Although the salvaged hardscape strikes a refined balance between “art and environmental stewardship,” it’s not only the stonework that makes this place—a lush two-acre plot cradled by the protected Mary Herrick Forest—so special. It’s also the purposeful acknowledgement and preservation of wildlife—humming tree frogs, soaring songbirds, and native flora and fauna—that sprinkle a bit of magic onto this landscape architect’s home turf. Instead of taming the forest beyond the board-formed concrete retaining wall, Matthew’s keen design and ecological commitment invite the wilderness in. “The native vegetation and wildlife initially drew us to the property,” Matthew says. “We didn’t want to move to these pristine woods and then surround ourselves with a fence.”
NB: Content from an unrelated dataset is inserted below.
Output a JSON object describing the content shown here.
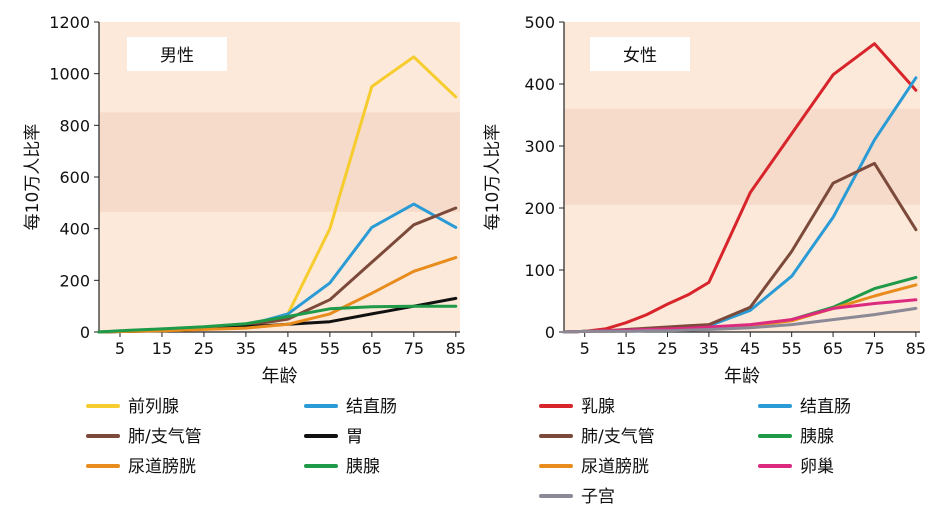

The 5,000-square-foot family home stands quietly engulfed by a coastal woodland palette composed of native hay-scented fern, sweet fern, bayberry, oak leaf hydrangea, moss, and more. “I’m as ecologically focused as I am aesthetically inclined,” Matthew explains, noting that none of the plants on-site are fertilized. The lawn, a clever clover-fescue blend, allows for a reduction in mowing and irrigation. Even the pool utilizes low-chemical technology, providing a place for frequent guilt-free, critter-friendly dips.
When starting a new project, Matthew hones in on the context of the land, seeking ways to integrate smart site ecologies, while steering clients toward celebrating their own unique sense of place upon the land. “No area of a yard or garden is too precious,” says Matthew. “I help my clients cultivate their own personal terrariums that reveal important environmental connections beyond the site boundaries.”